Pessoal da UTI equilibrou o paciente, começou medicação "salva-vidas" endovenosa. A equipe cirúrgica foi acionada e a vida do bebê foi salva. Na segunda feira, dois dias depois, fiz o eco do pós operatório. Um sucesso!
Agora vem a parte interessante da coisa: o bebê tinha nascido em Tocantins! Constatado que tinha algo errado, o pessoal que atendia a criança entrou em contato com a CNRAC (Central de Regulação de Alta Complexidade).
A turma da CNRAC (que fica em Brasília) localizou o serviço disponível e colocou a criança e sua família no avião. Chegando a Curitiba a ambulância do SAMU estava na pista do aeroporto para levar a criança para o hospital.
Tudo isso pelo SUS - aquele que não funciona (SIC). Sem ônus para a família.
Uma criança precisando de um serviço complexo, nasceu em um lugar que não tem o serviço disponível.

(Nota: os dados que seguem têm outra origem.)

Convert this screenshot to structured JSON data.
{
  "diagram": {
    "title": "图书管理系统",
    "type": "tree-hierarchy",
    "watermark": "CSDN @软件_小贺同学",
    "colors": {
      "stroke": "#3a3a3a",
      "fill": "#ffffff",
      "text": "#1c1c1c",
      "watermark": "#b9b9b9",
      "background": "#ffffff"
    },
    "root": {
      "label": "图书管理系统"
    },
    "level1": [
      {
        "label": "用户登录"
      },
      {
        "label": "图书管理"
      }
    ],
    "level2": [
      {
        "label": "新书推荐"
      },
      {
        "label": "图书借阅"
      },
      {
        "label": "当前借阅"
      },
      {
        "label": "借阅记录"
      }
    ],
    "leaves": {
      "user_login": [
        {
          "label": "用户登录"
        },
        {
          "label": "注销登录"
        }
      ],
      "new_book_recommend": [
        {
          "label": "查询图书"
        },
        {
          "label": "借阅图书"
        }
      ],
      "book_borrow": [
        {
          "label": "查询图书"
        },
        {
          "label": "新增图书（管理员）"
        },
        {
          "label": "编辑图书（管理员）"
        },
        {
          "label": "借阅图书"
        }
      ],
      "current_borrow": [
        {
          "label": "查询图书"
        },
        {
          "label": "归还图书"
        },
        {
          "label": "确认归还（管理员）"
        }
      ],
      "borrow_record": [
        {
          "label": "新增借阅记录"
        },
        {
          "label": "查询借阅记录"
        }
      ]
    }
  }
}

No lugar onde existe o serviço, este funcionando com um certo grau de ociosidade.
Ambas as situações são preocupantes e custam muitas vidas (e muito dinheiro).
Daí vem alguém e coloca o bebê em contato com o serviço.
A palavra mágica que faz a diferença é: REGULAÇÃO.
Que venha o “Mais Especialidades”…
Mas que venha com REGULAÇÃO REGULAÇÃO REGULAÇÃO REGULAÇÃO.